Le ministre de l’Environnement Benoit Charette a justifié cette décision en invoquant une nécessaire « adaptation à une nouvelle réalité », évoquant les contraintes du marché et la guerre tarifaire avec les États-Unis. Selon lui, il ne s’agit pas d’un recul, mais d’un ajustement pragmatique. En réalité, cette inflexion pourrait être interprétée comme un aveu à demi-mot que les objectifs tels qu’annoncés étaient, dès le départ, difficilement atteignables sans mesures coercitives irréalistes.

La nouvelle grille donne désormais un point complet aux hybrides rechargeables avec plus de 80 km d’autonomie, un demi-point aux hybrides avec moins de 80 km, et — plus surprenant — un demi-point également aux hybrides essence standards. Cette ouverture permet aux constructeurs de respecter les obligations sur papier, tout en commercialisant des modèles plus abordables, adaptés à la demande réelle.

Cette approche, bien qu’elle puisse heurter les tenants de la transition rapide et rigide, reflète une compréhension plus fine des limites économiques, logistiques et sociales d’une électrification à marche forcée. En ce sens, le Québec devance peut-être Ottawa — non pas dans l’ambition climatique, mais dans la reconnaissance que celle-ci ne peut ignorer la réalité du terrain.

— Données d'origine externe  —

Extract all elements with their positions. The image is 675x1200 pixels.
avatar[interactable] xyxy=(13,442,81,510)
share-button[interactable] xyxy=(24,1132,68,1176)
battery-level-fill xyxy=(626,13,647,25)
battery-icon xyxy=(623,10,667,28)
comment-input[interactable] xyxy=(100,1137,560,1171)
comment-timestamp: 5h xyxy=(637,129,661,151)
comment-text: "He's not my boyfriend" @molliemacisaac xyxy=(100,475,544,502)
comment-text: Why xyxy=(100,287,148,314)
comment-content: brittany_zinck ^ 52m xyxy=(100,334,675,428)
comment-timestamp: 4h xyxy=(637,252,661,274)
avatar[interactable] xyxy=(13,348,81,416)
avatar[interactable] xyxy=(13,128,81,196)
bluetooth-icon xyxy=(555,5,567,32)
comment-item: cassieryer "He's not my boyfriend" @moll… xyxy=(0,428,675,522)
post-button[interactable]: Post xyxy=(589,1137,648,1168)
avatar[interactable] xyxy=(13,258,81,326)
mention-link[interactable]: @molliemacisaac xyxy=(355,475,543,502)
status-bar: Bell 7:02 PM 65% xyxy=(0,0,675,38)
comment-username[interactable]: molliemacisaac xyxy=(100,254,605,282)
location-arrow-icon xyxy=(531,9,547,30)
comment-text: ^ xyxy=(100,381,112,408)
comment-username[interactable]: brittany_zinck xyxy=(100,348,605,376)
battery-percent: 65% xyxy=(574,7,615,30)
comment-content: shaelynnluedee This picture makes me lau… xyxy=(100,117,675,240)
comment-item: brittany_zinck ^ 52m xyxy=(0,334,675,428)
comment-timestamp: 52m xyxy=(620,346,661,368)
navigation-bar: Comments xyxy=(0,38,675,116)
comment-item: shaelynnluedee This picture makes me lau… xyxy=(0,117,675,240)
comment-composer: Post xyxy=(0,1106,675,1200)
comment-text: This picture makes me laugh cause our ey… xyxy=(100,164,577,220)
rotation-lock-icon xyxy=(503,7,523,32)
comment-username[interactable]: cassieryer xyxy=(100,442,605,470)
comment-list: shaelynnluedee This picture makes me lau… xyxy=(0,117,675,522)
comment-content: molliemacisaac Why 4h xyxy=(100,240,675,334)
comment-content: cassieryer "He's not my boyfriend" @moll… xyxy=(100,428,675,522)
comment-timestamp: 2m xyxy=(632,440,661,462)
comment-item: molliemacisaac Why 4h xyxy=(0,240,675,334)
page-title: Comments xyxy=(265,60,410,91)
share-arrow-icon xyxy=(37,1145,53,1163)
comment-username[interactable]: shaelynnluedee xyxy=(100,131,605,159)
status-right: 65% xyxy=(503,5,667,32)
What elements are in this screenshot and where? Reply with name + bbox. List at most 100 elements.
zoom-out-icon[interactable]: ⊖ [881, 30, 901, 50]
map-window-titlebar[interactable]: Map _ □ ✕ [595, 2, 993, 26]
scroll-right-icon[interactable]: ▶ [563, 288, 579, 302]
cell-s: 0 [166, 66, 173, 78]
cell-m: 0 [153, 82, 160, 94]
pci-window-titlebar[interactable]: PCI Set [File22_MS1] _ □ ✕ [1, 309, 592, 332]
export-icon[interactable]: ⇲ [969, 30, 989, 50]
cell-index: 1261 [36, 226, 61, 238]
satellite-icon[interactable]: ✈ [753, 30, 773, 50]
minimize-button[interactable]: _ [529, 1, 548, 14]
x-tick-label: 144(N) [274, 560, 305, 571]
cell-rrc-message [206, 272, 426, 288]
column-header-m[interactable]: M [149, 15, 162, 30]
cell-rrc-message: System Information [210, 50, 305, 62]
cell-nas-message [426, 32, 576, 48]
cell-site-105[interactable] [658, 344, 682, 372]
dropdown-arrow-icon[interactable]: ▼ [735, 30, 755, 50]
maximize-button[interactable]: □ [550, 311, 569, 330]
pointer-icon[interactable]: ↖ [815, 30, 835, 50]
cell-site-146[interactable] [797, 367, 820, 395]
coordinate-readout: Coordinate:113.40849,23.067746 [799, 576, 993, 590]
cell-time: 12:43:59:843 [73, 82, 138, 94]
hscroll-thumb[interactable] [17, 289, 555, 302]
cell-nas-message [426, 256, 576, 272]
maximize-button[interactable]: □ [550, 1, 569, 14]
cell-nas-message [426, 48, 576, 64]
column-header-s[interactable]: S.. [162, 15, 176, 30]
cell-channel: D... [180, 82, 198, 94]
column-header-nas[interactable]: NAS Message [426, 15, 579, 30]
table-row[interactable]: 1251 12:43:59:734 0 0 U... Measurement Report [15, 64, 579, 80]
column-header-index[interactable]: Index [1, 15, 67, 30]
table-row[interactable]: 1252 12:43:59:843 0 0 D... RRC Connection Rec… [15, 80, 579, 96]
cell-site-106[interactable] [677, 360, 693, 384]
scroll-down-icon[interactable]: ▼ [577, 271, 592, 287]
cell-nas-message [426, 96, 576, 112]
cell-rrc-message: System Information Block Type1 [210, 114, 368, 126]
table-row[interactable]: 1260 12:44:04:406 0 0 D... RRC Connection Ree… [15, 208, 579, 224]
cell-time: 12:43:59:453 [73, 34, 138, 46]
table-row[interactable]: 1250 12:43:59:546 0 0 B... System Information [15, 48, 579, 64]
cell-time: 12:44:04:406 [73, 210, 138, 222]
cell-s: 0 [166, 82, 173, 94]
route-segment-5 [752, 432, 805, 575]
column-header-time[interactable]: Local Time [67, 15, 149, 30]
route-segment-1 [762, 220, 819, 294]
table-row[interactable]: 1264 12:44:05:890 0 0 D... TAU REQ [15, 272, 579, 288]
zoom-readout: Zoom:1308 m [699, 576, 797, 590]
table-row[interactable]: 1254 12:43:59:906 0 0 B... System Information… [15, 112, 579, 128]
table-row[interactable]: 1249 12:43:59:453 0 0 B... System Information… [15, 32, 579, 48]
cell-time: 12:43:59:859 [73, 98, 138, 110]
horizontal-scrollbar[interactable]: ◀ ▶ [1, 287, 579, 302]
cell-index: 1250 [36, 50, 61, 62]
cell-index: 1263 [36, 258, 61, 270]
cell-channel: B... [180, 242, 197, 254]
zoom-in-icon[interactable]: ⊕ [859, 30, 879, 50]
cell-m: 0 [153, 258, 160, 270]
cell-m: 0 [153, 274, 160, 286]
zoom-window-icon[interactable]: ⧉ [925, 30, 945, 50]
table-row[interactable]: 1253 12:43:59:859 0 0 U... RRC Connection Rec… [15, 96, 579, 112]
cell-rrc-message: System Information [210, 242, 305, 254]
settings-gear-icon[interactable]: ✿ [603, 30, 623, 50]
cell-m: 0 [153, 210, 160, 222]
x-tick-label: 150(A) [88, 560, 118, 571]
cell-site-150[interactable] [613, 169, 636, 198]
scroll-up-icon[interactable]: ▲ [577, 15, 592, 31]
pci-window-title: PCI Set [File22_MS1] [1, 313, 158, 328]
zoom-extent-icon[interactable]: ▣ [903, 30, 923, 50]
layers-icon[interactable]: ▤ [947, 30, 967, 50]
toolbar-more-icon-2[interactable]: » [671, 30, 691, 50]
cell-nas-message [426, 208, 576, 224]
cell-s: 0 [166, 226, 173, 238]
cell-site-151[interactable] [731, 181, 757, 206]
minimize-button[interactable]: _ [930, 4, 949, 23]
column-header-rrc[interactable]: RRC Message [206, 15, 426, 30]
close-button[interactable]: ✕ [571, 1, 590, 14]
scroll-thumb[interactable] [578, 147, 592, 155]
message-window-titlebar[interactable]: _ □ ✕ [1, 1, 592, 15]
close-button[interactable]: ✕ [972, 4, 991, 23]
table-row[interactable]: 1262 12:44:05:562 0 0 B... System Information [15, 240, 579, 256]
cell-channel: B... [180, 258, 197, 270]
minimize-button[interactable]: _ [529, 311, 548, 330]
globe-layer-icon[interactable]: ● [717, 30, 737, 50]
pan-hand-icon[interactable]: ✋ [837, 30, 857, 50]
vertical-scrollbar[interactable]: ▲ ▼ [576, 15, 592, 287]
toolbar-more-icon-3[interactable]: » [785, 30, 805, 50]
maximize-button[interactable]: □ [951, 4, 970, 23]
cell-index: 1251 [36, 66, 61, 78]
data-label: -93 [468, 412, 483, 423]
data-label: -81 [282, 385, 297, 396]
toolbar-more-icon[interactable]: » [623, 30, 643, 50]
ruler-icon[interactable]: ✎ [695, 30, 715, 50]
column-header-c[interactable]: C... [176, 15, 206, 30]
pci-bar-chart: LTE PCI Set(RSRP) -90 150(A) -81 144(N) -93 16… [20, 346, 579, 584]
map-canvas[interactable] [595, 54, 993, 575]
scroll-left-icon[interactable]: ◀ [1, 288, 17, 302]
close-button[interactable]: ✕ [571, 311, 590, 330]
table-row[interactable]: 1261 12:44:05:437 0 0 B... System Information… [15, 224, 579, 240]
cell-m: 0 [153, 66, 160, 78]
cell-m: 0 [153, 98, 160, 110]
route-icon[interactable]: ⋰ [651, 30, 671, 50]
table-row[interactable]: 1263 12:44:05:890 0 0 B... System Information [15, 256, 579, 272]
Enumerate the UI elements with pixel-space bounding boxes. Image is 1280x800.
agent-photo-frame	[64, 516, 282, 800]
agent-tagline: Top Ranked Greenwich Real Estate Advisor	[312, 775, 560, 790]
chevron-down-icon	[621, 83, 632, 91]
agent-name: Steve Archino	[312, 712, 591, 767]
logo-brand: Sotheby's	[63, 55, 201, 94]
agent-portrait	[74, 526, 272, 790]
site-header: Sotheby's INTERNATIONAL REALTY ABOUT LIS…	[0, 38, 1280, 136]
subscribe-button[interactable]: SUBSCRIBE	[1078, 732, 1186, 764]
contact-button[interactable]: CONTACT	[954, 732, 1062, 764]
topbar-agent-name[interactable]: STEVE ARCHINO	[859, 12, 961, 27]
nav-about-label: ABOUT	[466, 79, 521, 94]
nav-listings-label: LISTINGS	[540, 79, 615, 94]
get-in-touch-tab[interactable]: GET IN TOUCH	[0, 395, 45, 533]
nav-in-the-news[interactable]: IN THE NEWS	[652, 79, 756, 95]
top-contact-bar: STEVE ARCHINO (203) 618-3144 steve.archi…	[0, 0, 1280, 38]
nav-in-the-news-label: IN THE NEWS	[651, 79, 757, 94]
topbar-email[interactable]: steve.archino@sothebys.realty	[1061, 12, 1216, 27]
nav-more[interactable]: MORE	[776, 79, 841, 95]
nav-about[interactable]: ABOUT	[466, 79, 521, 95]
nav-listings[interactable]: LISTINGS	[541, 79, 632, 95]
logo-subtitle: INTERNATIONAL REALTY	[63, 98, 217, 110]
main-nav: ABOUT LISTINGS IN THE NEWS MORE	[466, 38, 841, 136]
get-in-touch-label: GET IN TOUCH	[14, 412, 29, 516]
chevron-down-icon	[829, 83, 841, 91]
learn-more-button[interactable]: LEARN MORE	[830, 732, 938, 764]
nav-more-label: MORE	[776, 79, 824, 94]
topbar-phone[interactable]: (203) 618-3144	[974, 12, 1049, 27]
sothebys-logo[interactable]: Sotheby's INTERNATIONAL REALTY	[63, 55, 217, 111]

Un carrefour politique et industriel

Les décisions récentes à Ottawa comme à Québec illustrent la collision de deux univers : celui de la transition écologique planifiée et celui du marché, avec ses limites techniques, ses réalités économiques et ses préférences fluctuantes. Alors que le gouvernement fédéral semble encore prisonnier d’objectifs rigides, le gouvernement Legault amorce un virage plus réaliste. En élargissant la définition des véhicules admissibles à la norme VZE, Québec admet implicitement ce que l’industrie répète depuis des mois : les cibles actuelles sont intenables sans une révision en profondeur des instruments politiques.

Ce repositionnement québécois, loin d’un simple recul, peut ainsi être perçu comme un signal d’intelligence politique : l’atteinte des objectifs climatiques ne peut se faire au mépris de la viabilité économique, de l’offre industrielle et du comportement réel des consommateurs. Il ouvre peut-être la voie à une refonte plus lucide de la politique fédérale.

Mark Carney, comme François Legault, devra choisir : maintenir des objectifs irréalistes pour préserver une façade verte, ou adapter la politique à la conjoncture en assumant les compromis nécessaires. Le débat sur les VZE, loin d’être clos, pourrait bien devenir l’un des marqueurs les plus révélateurs de la politique industrielle post-pandémie au Canada — et de la capacité des gouvernements à conjuguer ambition climatique et rationalité stratégique.